Graduate recruitment has always been a candidate-rich market, and the end of each academic year sees eager finalists start their job hunt in earnest by firing off applications to the most popular career destinations. This year has been no different, and the recession has seen an increased summer surge in graduates applying for roles, particularly as an alternative to riskier options such as taking time out to travel. Candidates are also spreading their net more widely than previously and applying to multiple roles to up their chances of an offer. This has caused more than one HR director to comment to the Graduate Team that identifying good candidates has become somewhat akin to finding a needle in a haystack.

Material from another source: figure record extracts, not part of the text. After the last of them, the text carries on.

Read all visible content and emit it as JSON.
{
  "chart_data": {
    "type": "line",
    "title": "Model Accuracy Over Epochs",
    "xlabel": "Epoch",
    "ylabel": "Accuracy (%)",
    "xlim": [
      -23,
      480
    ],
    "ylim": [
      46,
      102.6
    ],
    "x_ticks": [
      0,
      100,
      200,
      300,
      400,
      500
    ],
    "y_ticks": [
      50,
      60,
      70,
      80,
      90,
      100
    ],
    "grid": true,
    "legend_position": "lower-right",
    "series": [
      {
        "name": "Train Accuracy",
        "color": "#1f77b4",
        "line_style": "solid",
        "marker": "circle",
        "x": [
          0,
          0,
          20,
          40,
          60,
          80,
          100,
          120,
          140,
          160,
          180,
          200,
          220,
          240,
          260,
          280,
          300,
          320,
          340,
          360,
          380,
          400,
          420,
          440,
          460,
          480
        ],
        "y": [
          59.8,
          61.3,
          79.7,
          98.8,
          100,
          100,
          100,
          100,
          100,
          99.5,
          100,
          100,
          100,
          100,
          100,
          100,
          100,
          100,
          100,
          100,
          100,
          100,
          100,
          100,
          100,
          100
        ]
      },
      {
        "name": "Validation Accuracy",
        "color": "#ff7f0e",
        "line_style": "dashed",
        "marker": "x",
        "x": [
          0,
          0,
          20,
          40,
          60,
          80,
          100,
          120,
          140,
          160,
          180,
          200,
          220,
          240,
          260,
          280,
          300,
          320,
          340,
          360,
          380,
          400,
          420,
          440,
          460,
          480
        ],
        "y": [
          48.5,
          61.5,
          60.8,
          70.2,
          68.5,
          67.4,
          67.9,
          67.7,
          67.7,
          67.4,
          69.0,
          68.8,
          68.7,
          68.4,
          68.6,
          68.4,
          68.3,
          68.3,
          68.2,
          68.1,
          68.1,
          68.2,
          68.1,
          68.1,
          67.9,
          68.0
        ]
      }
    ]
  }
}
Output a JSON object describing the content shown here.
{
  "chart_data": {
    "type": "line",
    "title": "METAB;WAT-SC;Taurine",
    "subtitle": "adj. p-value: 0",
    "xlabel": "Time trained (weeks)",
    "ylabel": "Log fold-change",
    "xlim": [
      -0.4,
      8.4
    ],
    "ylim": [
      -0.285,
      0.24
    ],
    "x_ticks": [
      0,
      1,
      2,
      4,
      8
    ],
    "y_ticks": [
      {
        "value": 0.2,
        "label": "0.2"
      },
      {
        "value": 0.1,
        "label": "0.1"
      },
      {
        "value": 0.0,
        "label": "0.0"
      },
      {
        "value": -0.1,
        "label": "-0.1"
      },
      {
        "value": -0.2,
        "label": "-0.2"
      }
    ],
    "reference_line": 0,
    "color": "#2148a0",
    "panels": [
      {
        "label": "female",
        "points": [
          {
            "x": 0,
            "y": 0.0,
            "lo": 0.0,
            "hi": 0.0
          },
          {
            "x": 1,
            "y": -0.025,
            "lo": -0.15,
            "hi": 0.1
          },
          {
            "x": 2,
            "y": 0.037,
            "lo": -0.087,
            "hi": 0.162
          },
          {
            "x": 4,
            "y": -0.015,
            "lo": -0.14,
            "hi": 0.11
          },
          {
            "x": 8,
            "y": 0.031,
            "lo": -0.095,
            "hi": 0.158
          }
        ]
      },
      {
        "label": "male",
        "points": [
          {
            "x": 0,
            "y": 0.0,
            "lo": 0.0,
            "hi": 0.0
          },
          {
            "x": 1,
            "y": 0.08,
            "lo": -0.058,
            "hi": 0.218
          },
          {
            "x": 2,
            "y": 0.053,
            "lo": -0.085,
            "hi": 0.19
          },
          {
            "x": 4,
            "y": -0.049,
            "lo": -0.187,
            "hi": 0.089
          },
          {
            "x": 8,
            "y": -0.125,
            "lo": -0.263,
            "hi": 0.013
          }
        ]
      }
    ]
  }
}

So, with applications flooding in, how can you avoid wasting time? How can you be sure to cut to target the top grads? Here are a few tips from our own experience of candidate attraction and selection to make sure your process in 2009, 2010 and beyond is a sprint, not a resistance test:
¨ Assess your benchmarks. With a reported 48 graduates on the hunt for each vacancy, now could be a good time to review your academic criteria. If your current requirements are a 2.2, consider setting the bar at a 2.1, together with 300 UCAS points. It’s generally considered to be a fair measure (provided you take into account any specific mitigating circumstances), and can be a way to front load your process.
¨ Be targeted in the way you advertise. Rather than carpet-bombing all careers services and job boards with your ad in the hope of reaching the right candidates somewhere, somehow, be selective about the media you use. Are there any particular business schools, subject-specific sites or societies (e.g an investment club) that you could approach? It’s better to choose a handful of sources that fit your profile than to have to review applications from a host of institutions that don’t cut the mustard.
¨ Consider outsourcing. Having an expert take over the lion’s share of sourcing and selection from you can save you valuable time and resource. This is something that FreshMinds has done successfully for a number of clients at both Graduate and Executive level in sectors ranging from Financial Services to Retail and Telecoms. Whoever you choose, make sure your provider can replicate your processes and work to any existing competency frameworks.
These are interesting times for the graduate recruitment, and there’s a lot that’s positive about the market from an employer’s point of view. Despite the tough economic circumstances, graduate recruitment remains a good investment for the future of your talent pool, and now could be a good time to capitalize on available, eager candidates. And with a bit of planning and a targeted approach, the year ahead could be the best ever for your graduate intake.